Chocolate Doom é, em poucas linhas, um port avançado do Doom criado por Simon “Fraggle” Howard com o objetivo de reproduzir fielmente a experiência do Doom original, tal qual como rodava no saudoso MS-DOS, mas no Windows e em outros sistemas operacionais modernos, ou seja, sem a necessidade de DOSBox ou alguma outra gambiarra.
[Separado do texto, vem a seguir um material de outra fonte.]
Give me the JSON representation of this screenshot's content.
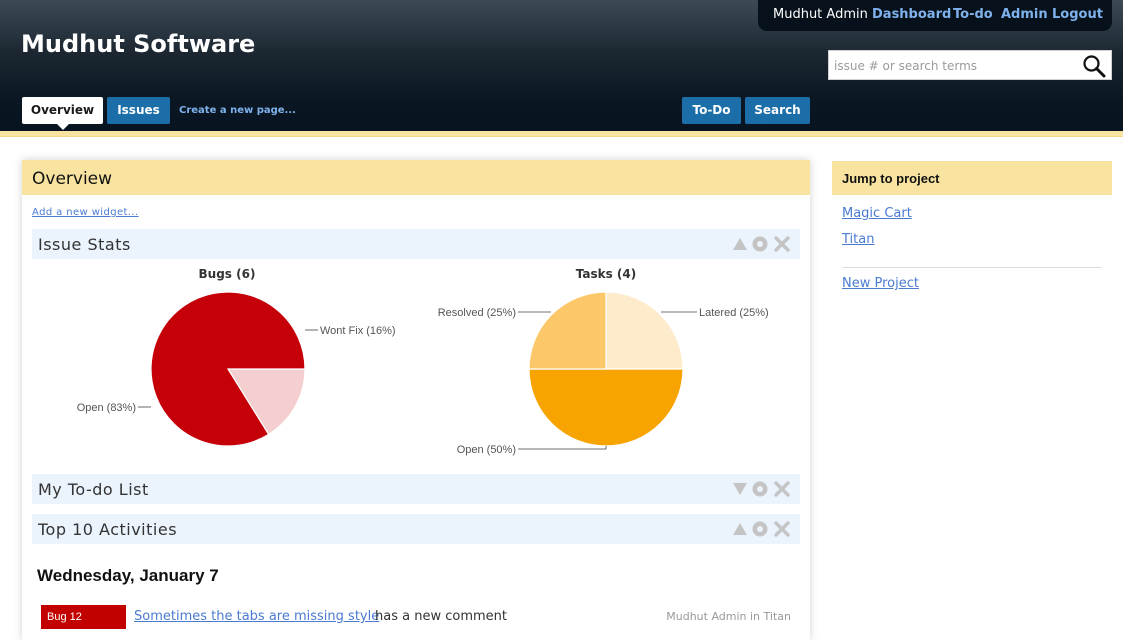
{
  "header": {
    "brand": "Mudhut Software",
    "user_name": "Mudhut Admin",
    "links": [
      "Dashboard",
      "To-do",
      "Admin",
      "Logout"
    ],
    "search_placeholder": "issue # or search terms"
  },
  "nav": {
    "tabs": [
      "Overview",
      "Issues"
    ],
    "create_link": "Create a new page...",
    "buttons": [
      "To-Do",
      "Search"
    ]
  },
  "main": {
    "title": "Overview",
    "add_widget": "Add a new widget...",
    "widgets": [
      "Issue Stats",
      "My To-do List",
      "Top 10 Activities"
    ]
  },
  "chart_data": [
    {
      "type": "pie",
      "title": "Bugs (6)",
      "labels": [
        "Wont Fix (16%)",
        "Open (83%)"
      ],
      "values": [
        16,
        83
      ],
      "colors": [
        "#f5cfd0",
        "#c50008"
      ]
    },
    {
      "type": "pie",
      "title": "Tasks (4)",
      "labels": [
        "Latered (25%)",
        "Open (50%)",
        "Resolved (25%)"
      ],
      "values": [
        25,
        50,
        25
      ],
      "colors": [
        "#fdebcb",
        "#f7a400",
        "#fcc768"
      ]
    }
  ],
  "activities": {
    "date": "Wednesday, January 7",
    "items": [
      {
        "badge": "Bug 12",
        "link": "Sometimes the tabs are missing style",
        "text": "has a new comment",
        "meta": "Mudhut Admin in Titan"
      }
    ]
  },
  "sidebar": {
    "title": "Jump to project",
    "projects": [
      "Magic Cart",
      "Titan"
    ],
    "new_project": "New Project"
  }
}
Desde 1998, quando a id Software liberou o código fonte do Doom pro público, vários programadores criaram os chamados ports avançados, engines baseados neste código que retiravam várias limitações e adicionaram várias novidades em relação ao vanilla, como o ZDoom, GZDoom e o Zandronum. O Chocolate Doom, por sua vez, procura ser uma reprodução precisa do game como ele era jogado nos anos 90, sendo bem conservador para não alterar o gameplay original, embora traga algumas melhorias de ordem técnica ou estética (listadas a seguir).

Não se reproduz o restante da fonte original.